I remember too the black woman that shape shifted into her, one memory that stuck out in my mind was how she was able to handle herself with confidence, which I didn't have because of whatever self-esteem issues.

Thanks again!

10
Dream Interpretation / Murderers
« on: October 13, 2014, 03:04:27 PM »
I had a dream that men in black swat team uniforms were shooting at me.  I jumped into a river with lots of Lilly pads and swam as they shot into the water.  The men had killed Serena Williams. the tennis player.   I haven't watched tennis since she and her sister first started so I've no idea why she'd appear in my dream last night.

Also in another part after I got away I was at a gas station and my car tipped over.  I struggled to get out of the car and some men took me into a back room to question me.  I felt like they were all very primitive and ignorant people who I couldn't trust but I wasn't afraid either.  I was cautious though and tried to not upset them but I wasn't sure about what they were after so it felt like being in a foreign culture.

11
Dream Interpretation / Re: Vampire in the mirror
« on: June 24, 2014, 05:03:17 PM »
Thank you Tony Crisp. I'm honored to have my dream analyzed by you. 

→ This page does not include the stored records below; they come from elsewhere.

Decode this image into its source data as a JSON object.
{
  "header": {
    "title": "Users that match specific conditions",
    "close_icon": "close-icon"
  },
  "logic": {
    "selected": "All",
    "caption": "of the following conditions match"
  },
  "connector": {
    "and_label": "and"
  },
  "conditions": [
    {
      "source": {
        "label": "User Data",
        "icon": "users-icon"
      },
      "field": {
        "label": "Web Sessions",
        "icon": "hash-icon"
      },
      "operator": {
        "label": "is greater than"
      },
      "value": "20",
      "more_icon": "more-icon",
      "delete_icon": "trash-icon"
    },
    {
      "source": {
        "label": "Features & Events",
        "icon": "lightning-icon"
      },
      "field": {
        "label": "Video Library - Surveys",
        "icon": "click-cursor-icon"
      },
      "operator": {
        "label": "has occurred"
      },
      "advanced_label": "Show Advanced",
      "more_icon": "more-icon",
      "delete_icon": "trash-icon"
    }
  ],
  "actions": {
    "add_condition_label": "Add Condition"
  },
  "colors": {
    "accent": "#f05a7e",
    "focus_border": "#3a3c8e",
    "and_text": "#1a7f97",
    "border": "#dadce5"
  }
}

When I was 16 I found your book and have bought several copies since then (decades ago).  It's my favorite dream dictionary.  You are like a modern day Carl Jung to me. 

How lucky we are to be able to interact with on a forum like this.  I can't believe there are only a few members. 




12
Dream Interpretation / Vampire in the mirror
« on: June 17, 2014, 10:36:03 PM »
Lately I've been feeling confused and heartbroken.  For the past two years I've been involved in an online relationship.  I was never sure if he was sincere, but he said he was, and as time went on he became less and less interested. 

So, I had this dream of him.  We were in a bathroom and I was hugging him, then caught his reflection in the mirror.  He was a demonic looking vampire.  I wasn't shocked or afraid.  In my dreams I'm not emotionally reactive like I am in real life.  I didn't want to let him know that I knew this about him so I pretended like I didn't see it in hopes that I could later help him.  What I felt during the dream was deep compassion and love. 

Why would I be so calm in my dreams, yet in real life I get panic attacks and surges of doubt and confusion?  I think it's because in my dream i have access to all knowledge and it's the lack of not knowing for sure that stresses me out the most. If I only knew I could take a steady approach, but when you don't even know the full truth your mind plays all these tricks on you.